Шрифт:
Младшим инспектором он будет вплоть до поры, когда все его сверстники станут старшими инспекторами, а кто так и советником. И в инспекторы его переведут со скрипом, и не на среднюю, а на минимальную ставку, единственного в отделе… В общем, горестная, мелочная жизнь его будет длинной цепью мельчайших унижений, копеечных забот, несуразных случайностей и несчастных совпадений. Впрочем, нет. «Несчастных» — слишком крупное слово для обозначения тех невзгод, что с ним стрясались. Понимаете, все это было мелкое, серое, а не траурно-черно-бархатное… Серенькое в крапиночку…
Но он понимал, что этот его портрет, вовсе не похожий на то, каков он теперь, а только на тридцатилетнего, прикрывает не хуже шапки-невидимки! Никому не интересно, каким он стал. Потому что из того, каким он был, интересного ни-че-го получиться не могло…
На него все давно плюнули, махнули рукой и оставили в покое. Даже самые доброжелательные. Но он понимал, что это не навек. Рано или поздно его новый облик прорвется сквозь пелену стереотипа, и тогда… Тогда все увидят…
А что увидят-то? Но об этом позже. А сейчас еще немножко о прошлом. О безвозвратно ушедшем, мерзком и желанном, недосягаемом собственном его прошлом…
2. До тридцати двух лет
В начальной школе у него была не то что дурная — дурацкая привычка: кто-то что-то натворил, учительница спрашивает у класса: «Кто это сделал?», а он сидит и ухмыляется во весь рот, а то и вовсе ржет вслух. Его и наказывали, как очевидного виновника, за проказу, о которой он, скорее всего, сейчас только и услышал. И даже не столько за содеянное, сколько за отношение к своему поступку: ишь, набедокурил и скалится! Это же ранний цинизм! Ну, натворил, так опусти голову, потупь глаза, выговаривай с трудом слова очередного раскаяния навек… А то ишь какой!
В очередях все всегда кончалось перед ним. Если в школьном буфете сегодня были вкусные пирожки с повидлом, а он вообще-то и есть не хотел, а встал исключительно ради этих пирожков, предвкушая сладость их и особенный вкус горячего повидла, то уж будьте уверены, кончатся они перед ним. Да не за пять человек, а за одного! Ну, самое большое — за двух! И однокашники, зная эту его особенность, ввинчивались без очереди впереди него. Ему все равно не достанется! Иногда его даже угощали. Не всегда, впрочем.
Когда он стал взрослым, очереди пошли более серьезные, и крахи его стали многообразнее. То стоял за обоями. А были по девяносто копеек за рулон, скромненькие, зеленые с белым, и по рубль двадцать, вульгарные, отвратно (и развратно) розовые, и пока он достоялся, по девяносто кончились! То он стоял за билетом на самолет. Ему надо было в Куйбышев и в Ульяновске на день остановиться, бумаги передать и две подписать. Так что вы думаете? Из нашего города ежедневно через Ульяновск на Куйбышев летают, а через Саратов два борта в неделю. Так через Ульяновск билетов на всю неделю не было, а через Саратов (куда ему никогда в жизни ни за чем не нужно было) есть… И так во всем. Если он брал большую сумку и собирался проехать по магазинам в субботу перед обедом, то почему-то получалось чаще всего так: к часу он добирался до магазина, закрывающегося на обед с тринадцати до четырнадцати, еще и еще с таким же расписанием. К двум он попадал в зону магазинов, закрывающихся с четырнадцати до пятнадцати, а в три уже везде было полно народу, и ему ничего почти не доставалось. Ну, вы уже догадались, что так же было со всеми сторонами быта. Быта, у нас и для нормально удачливых людей еле переносимого, а уж для него!..

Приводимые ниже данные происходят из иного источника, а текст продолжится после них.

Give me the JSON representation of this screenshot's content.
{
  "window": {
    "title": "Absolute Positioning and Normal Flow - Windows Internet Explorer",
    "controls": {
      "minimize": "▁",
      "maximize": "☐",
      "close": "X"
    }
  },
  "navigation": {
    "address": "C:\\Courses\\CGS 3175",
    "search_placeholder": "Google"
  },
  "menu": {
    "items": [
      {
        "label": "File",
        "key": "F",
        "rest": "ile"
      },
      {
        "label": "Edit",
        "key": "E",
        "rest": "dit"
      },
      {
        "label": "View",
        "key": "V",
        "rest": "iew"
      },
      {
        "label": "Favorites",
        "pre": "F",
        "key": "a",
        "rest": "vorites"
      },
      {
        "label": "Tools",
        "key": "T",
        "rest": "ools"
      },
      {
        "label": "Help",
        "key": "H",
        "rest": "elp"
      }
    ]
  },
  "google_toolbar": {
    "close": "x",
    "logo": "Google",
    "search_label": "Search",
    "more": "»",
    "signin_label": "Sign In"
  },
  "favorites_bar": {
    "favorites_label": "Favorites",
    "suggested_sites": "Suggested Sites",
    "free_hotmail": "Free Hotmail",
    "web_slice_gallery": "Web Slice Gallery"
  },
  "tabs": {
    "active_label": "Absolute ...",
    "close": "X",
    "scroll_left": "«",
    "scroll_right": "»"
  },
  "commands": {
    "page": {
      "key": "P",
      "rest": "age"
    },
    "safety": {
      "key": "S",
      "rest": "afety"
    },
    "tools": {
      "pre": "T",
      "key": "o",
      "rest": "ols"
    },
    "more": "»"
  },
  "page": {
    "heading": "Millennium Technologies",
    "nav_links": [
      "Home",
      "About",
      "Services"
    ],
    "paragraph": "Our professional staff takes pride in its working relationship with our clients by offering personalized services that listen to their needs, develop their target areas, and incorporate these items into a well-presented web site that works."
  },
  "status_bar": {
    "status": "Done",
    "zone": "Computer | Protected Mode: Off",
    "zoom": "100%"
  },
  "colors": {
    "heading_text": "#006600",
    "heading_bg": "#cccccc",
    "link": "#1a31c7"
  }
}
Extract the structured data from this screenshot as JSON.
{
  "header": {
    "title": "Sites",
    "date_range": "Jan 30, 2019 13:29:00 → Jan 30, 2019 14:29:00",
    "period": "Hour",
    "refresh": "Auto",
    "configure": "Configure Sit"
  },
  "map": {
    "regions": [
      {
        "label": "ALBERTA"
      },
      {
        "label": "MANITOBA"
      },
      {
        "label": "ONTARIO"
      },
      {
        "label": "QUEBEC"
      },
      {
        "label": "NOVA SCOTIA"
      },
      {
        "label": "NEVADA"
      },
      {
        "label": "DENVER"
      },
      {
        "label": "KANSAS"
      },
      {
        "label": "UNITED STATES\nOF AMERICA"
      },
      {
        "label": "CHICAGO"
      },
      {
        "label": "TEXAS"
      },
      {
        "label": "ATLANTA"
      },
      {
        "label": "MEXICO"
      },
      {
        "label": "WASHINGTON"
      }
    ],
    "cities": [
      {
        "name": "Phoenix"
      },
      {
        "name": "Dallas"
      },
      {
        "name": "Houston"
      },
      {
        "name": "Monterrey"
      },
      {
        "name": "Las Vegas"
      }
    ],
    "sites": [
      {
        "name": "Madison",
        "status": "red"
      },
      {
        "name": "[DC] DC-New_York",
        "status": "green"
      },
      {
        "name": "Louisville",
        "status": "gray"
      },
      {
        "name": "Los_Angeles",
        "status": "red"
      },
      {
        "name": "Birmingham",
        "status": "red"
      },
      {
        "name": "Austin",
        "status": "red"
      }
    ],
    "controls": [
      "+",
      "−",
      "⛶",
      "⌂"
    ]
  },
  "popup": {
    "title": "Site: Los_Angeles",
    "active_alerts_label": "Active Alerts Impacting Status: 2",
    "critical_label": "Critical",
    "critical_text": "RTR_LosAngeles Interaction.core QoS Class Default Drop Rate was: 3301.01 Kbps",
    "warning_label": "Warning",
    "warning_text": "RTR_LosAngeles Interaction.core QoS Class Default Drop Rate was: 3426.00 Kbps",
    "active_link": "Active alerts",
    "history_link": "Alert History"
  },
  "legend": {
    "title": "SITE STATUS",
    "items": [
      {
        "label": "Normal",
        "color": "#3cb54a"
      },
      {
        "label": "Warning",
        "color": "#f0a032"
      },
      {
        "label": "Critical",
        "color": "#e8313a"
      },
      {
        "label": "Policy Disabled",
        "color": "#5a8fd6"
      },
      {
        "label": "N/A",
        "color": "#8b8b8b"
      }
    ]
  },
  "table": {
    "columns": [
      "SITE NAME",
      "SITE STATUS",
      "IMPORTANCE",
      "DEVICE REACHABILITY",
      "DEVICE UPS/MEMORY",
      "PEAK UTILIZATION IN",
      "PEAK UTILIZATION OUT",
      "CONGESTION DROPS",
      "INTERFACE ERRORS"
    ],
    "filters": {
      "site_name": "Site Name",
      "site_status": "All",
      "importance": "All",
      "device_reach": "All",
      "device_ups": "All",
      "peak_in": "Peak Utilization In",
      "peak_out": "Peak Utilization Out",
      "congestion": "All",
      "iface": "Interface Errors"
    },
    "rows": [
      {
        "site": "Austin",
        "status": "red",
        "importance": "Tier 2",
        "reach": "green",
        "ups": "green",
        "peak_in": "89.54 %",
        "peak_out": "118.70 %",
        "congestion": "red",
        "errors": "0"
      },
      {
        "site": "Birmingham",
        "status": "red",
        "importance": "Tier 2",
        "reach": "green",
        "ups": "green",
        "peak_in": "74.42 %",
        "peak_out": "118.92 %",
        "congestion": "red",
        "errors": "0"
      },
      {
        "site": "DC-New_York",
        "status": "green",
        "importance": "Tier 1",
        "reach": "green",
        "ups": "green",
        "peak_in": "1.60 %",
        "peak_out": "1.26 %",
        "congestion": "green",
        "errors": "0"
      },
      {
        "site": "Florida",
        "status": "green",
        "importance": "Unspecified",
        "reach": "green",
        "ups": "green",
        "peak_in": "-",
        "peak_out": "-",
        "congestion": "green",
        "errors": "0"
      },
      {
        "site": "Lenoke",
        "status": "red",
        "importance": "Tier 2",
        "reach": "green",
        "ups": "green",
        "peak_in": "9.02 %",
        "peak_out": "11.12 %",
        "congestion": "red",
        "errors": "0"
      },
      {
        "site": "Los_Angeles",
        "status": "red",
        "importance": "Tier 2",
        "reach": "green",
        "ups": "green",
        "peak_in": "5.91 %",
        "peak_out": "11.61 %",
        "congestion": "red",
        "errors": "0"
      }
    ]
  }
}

Временами он мечтал о том, чтобы не иметь тела, связанных с ним потребностей и идущих от него всяческих неудобств.
3. Мечты…
А еще чаще он мечтал продать душу дьяволу. Ни в какую загробную жизнь он не верил, так что расплачиваться вечными муками за несколько лет блаженства не опасался. А испить блаженства он бы очень не отказался! Он подозревал, что «Фауст» и все прочие такого рода истории — истории того, как отдельные неудачники обдурили нечисть, обменяв нечто осязаемое, чего им не хватало, на неосязаемое, чего ни у них не убыло, ни у чертей не прибавилось, и обмен удался лишь в силу крайней суеверности и малограмотности нечистой силы. Но, увы, это были всего лишь сказочки!
Попался бы ему дьявол, охочий до душ! Он бы знал, чего требовать, чтобы потом не кусать ногти, локти и колени в досаде. Он не стал бы просить любви конкретной женщины или денег. Нет! Он не так прост. Он попросил бы везения и долголетия. Ну, не кавказского, а среднего. Семьдесят… Нет, даже шестьдесят семь лет — две трети века, — но уж чтобы везло во всем! Он не знал, не мог этого знать, но догадывался, что везение окрыляет и распрямляет скомканные, угнетенные, изуродованные непрухой души. И верил, что и он еще сможет распрямиться. Хотя в его возрасте, в общем-то, вряд ли можно измениться.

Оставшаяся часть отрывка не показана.